A stone of mass 20g is released from a catapult whose rubber is stretched through 5cm. If the force constant of the rubber is 200Nm\(^{-1}\), calculate the speed with which the stone leaves the catapult.
To solve this problem, we need to use the principle of conservation of energy, which states that the initial energy of the system is equal to the final energy of the system. Initially, the rubber band has potential energy stored in it due to its stretching, which is then transferred to the stone when it is released. This potential energy is converted into kinetic energy as the stone is propelled forward.
The potential energy stored in the rubber band can be calculated using the formula:
PE = 0.5 * k * x^2
where PE is the potential energy, k is the force constant of the rubber band, and x is the distance the rubber band is stretched.

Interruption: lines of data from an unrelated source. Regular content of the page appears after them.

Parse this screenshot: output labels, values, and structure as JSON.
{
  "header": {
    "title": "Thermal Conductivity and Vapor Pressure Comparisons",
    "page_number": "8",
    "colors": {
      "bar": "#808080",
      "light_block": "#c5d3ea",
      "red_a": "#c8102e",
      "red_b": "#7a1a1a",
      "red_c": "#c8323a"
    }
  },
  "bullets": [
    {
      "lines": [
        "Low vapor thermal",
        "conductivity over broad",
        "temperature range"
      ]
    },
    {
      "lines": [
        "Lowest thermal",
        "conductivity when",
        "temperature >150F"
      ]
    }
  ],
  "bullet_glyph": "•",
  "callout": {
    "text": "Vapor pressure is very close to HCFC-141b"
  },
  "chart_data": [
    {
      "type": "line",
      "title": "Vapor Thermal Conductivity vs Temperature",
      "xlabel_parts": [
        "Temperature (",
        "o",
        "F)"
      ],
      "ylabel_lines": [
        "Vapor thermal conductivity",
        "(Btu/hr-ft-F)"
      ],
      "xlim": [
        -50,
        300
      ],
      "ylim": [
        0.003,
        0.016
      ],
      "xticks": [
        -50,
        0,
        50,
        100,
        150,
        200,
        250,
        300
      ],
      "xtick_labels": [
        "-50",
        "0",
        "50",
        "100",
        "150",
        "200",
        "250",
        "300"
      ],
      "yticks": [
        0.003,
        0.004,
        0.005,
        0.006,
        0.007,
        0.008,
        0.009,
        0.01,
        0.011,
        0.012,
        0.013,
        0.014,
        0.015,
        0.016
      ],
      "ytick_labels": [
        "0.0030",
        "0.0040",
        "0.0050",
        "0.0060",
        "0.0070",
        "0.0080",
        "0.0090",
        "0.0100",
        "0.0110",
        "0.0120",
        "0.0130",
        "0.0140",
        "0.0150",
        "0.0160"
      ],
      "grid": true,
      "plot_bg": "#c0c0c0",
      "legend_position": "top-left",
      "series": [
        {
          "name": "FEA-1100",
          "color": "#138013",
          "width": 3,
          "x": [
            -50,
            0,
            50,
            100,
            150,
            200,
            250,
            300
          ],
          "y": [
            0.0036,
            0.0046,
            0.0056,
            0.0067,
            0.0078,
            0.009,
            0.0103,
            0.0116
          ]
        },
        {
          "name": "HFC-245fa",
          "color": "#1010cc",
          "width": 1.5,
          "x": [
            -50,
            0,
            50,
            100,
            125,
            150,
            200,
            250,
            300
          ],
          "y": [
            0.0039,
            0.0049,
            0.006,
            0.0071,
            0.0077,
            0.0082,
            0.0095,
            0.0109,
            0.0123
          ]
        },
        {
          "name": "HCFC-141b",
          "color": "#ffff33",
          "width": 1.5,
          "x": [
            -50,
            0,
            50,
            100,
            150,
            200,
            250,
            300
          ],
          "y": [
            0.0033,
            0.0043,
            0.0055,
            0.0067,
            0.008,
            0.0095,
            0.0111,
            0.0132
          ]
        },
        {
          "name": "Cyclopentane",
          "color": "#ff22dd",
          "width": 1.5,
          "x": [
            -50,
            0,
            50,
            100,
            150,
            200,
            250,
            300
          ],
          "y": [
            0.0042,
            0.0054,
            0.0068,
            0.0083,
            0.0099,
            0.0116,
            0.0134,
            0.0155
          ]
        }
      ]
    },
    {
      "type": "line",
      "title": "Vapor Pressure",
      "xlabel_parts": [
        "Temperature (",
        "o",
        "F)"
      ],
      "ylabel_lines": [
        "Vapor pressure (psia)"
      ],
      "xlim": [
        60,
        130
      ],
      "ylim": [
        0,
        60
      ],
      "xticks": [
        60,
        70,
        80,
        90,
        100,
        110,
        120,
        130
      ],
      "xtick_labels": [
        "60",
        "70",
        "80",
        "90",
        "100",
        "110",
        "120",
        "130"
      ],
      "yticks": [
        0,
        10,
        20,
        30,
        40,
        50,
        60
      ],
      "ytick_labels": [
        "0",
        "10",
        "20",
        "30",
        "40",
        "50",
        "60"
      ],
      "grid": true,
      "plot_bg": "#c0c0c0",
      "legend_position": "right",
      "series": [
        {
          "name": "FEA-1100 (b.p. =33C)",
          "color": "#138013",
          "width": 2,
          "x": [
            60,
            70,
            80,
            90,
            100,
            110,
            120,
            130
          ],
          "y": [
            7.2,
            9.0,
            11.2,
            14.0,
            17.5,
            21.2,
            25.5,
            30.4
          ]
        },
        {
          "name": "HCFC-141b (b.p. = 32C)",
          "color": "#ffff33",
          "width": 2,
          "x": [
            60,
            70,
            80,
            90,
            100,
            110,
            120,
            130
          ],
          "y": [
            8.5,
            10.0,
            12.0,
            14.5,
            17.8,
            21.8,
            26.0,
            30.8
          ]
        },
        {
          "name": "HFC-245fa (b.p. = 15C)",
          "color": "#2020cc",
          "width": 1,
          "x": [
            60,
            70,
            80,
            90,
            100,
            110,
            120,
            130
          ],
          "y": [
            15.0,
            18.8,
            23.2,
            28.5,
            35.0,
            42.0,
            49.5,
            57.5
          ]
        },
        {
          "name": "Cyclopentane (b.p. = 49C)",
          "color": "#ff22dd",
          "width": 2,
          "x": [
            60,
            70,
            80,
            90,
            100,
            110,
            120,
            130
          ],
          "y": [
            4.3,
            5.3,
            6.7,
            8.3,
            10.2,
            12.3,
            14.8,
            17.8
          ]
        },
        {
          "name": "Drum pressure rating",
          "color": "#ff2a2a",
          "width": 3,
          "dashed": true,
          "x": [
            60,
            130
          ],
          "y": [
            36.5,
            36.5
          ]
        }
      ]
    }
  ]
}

In this case, PE = 0.5 * 200 N/m * (0.05 m)^2 = 0.5 J
Since the potential energy is converted to kinetic energy when the stone is released, we can equate the two and solve for the velocity of the stone:
PE = KE
0.5 * m * v^2 = 0.5 J
where m is the mass of the stone and v is its velocity.
Rearranging this equation, we get:
v = sqrt(2 * PE / m)
Substituting the values we have, we get:
v = sqrt(2 * 0.5 J / 0.02 kg) = 5 m/s
Therefore, the speed with which the stone leaves the catapult is 5 m/s.